2000 + 5000 + 3000 = £10,000

Advantage of Proportional Distribution

  • Although the demands are not met fully they haven’t been left out altogether.  The factories have time to seek temporary suppliers.  All factories receive supply for 4 weeks.

Disadvantage of Proportional Distribution

  • It would be more cost-effective to send all 2000 CPUs to Manchester. As identified in part (ii) it would cost £8000, where as Proportional Distribution would cost a further £2000 per week.

Rotational Distribution

In this alternative the Leeds plant shall endeavour to meet the demands fully for each factory in turn.  For example:

Week No.1: Distribute 2000 CPUs to Manchester

Week No.2: Distribute 5000 CPUs to Glasgow

Week No.3: Distribute 1000 CPUs to Bristol

Week No.4: Out of Stock.

Advantage of Rotational Distribution

  • The demands of each factory are met fully for at least a week.
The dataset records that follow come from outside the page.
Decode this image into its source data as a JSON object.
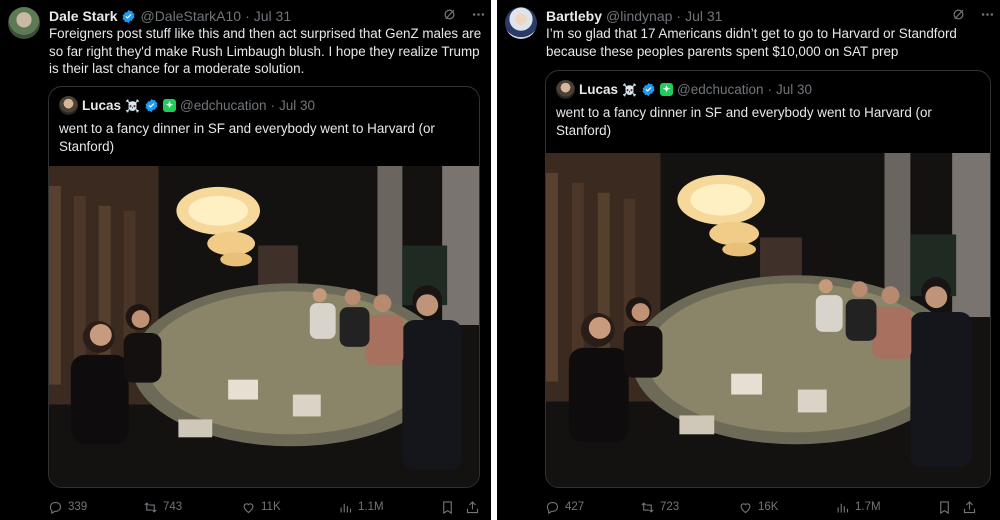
{
  "left_tweet": {
    "author_name": "Dale Stark",
    "handle": "@DaleStarkA10",
    "separator": "·",
    "date": "Jul 31",
    "text": "Foreigners post stuff like this and then act surprised that GenZ males are so far right they'd make Rush Limbaugh blush.  I hope they realize Trump is their last chance for a moderate solution.",
    "quote": {
      "author_name": "Lucas",
      "skull": "☠️",
      "handle": "@edchucation",
      "separator": "·",
      "date": "Jul 30",
      "text": "went to a fancy dinner in SF and everybody went to Harvard (or Stanford)"
    },
    "stats": {
      "replies": "339",
      "retweets": "743",
      "likes": "11K",
      "views": "1.1M"
    }
  },
  "right_tweet": {
    "author_name": "Bartleby",
    "handle": "@lindynap",
    "separator": "·",
    "date": "Jul 31",
    "text": "I’m so glad that 17 Americans didn’t get to go to Harvard or Standford because these peoples parents spent $10,000 on SAT prep",
    "quote": {
      "author_name": "Lucas",
      "skull": "☠️",
      "handle": "@edchucation",
      "separator": "·",
      "date": "Jul 30",
      "text": "went to a fancy dinner in SF and everybody went to Harvard (or Stanford)"
    },
    "stats": {
      "replies": "427",
      "retweets": "723",
      "likes": "16K",
      "views": "1.7M"
    }
  },
  "icons": {
    "verified": "verified-badge-icon",
    "grok": "grok-icon",
    "more": "more-icon",
    "reply": "reply-icon",
    "retweet": "retweet-icon",
    "like": "like-icon",
    "views": "views-icon",
    "bookmark": "bookmark-icon",
    "share": "share-icon"
  },
  "colors": {
    "background": "#000000",
    "text": "#e7e9ea",
    "muted": "#71767b",
    "verified": "#1d9bf0",
    "border": "#2f3336"
  }
}
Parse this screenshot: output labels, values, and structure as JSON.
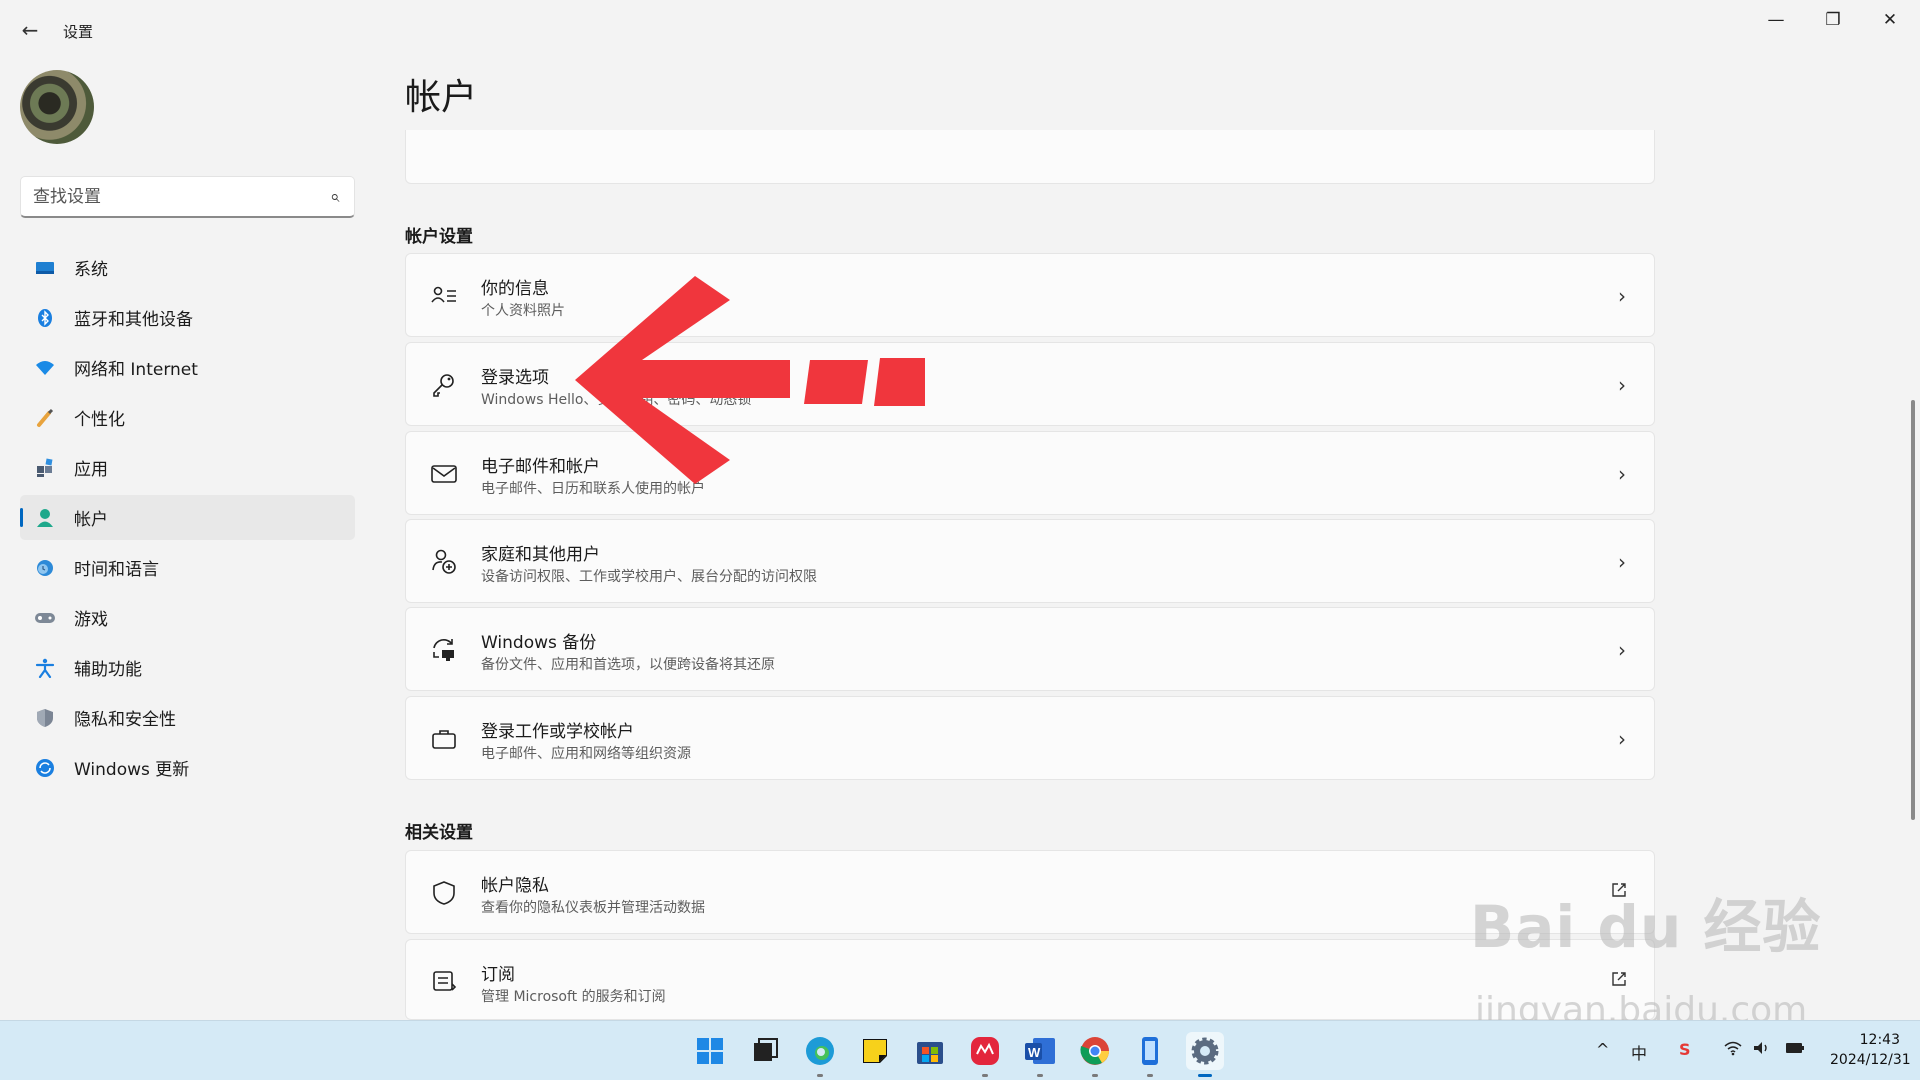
{
  "window": {
    "title": "设置",
    "back_icon": "back-arrow-icon",
    "minimize": "—",
    "maximize": "❐",
    "close": "✕"
  },
  "sidebar": {
    "search_placeholder": "查找设置",
    "items": [
      {
        "label": "系统",
        "icon": "system-icon"
      },
      {
        "label": "蓝牙和其他设备",
        "icon": "bluetooth-icon"
      },
      {
        "label": "网络和 Internet",
        "icon": "wifi-icon"
      },
      {
        "label": "个性化",
        "icon": "brush-icon"
      },
      {
        "label": "应用",
        "icon": "apps-icon"
      },
      {
        "label": "帐户",
        "icon": "account-icon",
        "active": true
      },
      {
        "label": "时间和语言",
        "icon": "globe-clock-icon"
      },
      {
        "label": "游戏",
        "icon": "gamepad-icon"
      },
      {
        "label": "辅助功能",
        "icon": "accessibility-icon"
      },
      {
        "label": "隐私和安全性",
        "icon": "shield-icon"
      },
      {
        "label": "Windows 更新",
        "icon": "update-icon"
      }
    ]
  },
  "main": {
    "title": "帐户",
    "account_settings_heading": "帐户设置",
    "account_settings": [
      {
        "title": "你的信息",
        "subtitle": "个人资料照片",
        "icon": "person-info-icon"
      },
      {
        "title": "登录选项",
        "subtitle": "Windows Hello、安全密钥、密码、动态锁",
        "icon": "key-icon"
      },
      {
        "title": "电子邮件和帐户",
        "subtitle": "电子邮件、日历和联系人使用的帐户",
        "icon": "mail-icon"
      },
      {
        "title": "家庭和其他用户",
        "subtitle": "设备访问权限、工作或学校用户、展台分配的访问权限",
        "icon": "add-person-icon"
      },
      {
        "title": "Windows 备份",
        "subtitle": "备份文件、应用和首选项，以便跨设备将其还原",
        "icon": "backup-icon"
      },
      {
        "title": "登录工作或学校帐户",
        "subtitle": "电子邮件、应用和网络等组织资源",
        "icon": "briefcase-icon"
      }
    ],
    "related_heading": "相关设置",
    "related": [
      {
        "title": "帐户隐私",
        "subtitle": "查看你的隐私仪表板并管理活动数据",
        "icon": "shield-outline-icon"
      },
      {
        "title": "订阅",
        "subtitle": "管理 Microsoft 的服务和订阅",
        "icon": "subscription-icon"
      }
    ]
  },
  "watermark": {
    "line1": "Bai du 经验",
    "line2": "jingyan.baidu.com"
  },
  "taskbar": {
    "apps": [
      "start-icon",
      "taskview-icon",
      "edge-icon",
      "sticky-notes-icon",
      "store-icon",
      "app-red-icon",
      "word-icon",
      "chrome-icon",
      "phone-link-icon",
      "settings-icon"
    ],
    "tray": {
      "chevron": "^",
      "ime": "中",
      "sogou": "S",
      "time": "12:43",
      "date": "2024/12/31"
    }
  },
  "colors": {
    "accent": "#0067c0",
    "arrow": "#f0363d",
    "taskbar": "#d5eaf6"
  }
}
Disadvantage of Rotational Distribution

  • This method is too fragmented.  It cases disruption to all the factories and costs more than the minimum distribution cost analysis result (Sending all weekly 2000 CPUs to Manchester for a 4 week period).  Factories receive no supply for three weeks.

One Week Distribution

In this alterative the Leeds pant shall meet the demands for each factory fully, but for only one week as there is only enough raw materials to manufacture 8000 CPUs.

Week No.1:

Manchester    2000 (CPUs)

Glasgow        5000 (CPUs)

Bristol           1000 (CPUs)

Advantage of One Week Distribution

  • The demands to all three factories are fully for one week.

Disadvantage of One Week Distribution

This alternative costs more than the minimum distribution cost analysis result (Sending all weekly 2000 CPUs to Manchester for a 4 week period).  Factories receive no supply for three weeks.

Irrespective of any alternative solutions, shortage in supply is certain.  Alternative solutions cannot cure the shortage fully but, what they can do is ease and softens the impact of shortage in supply and give a degree of flexibility to the factories to seek temporary alternatives.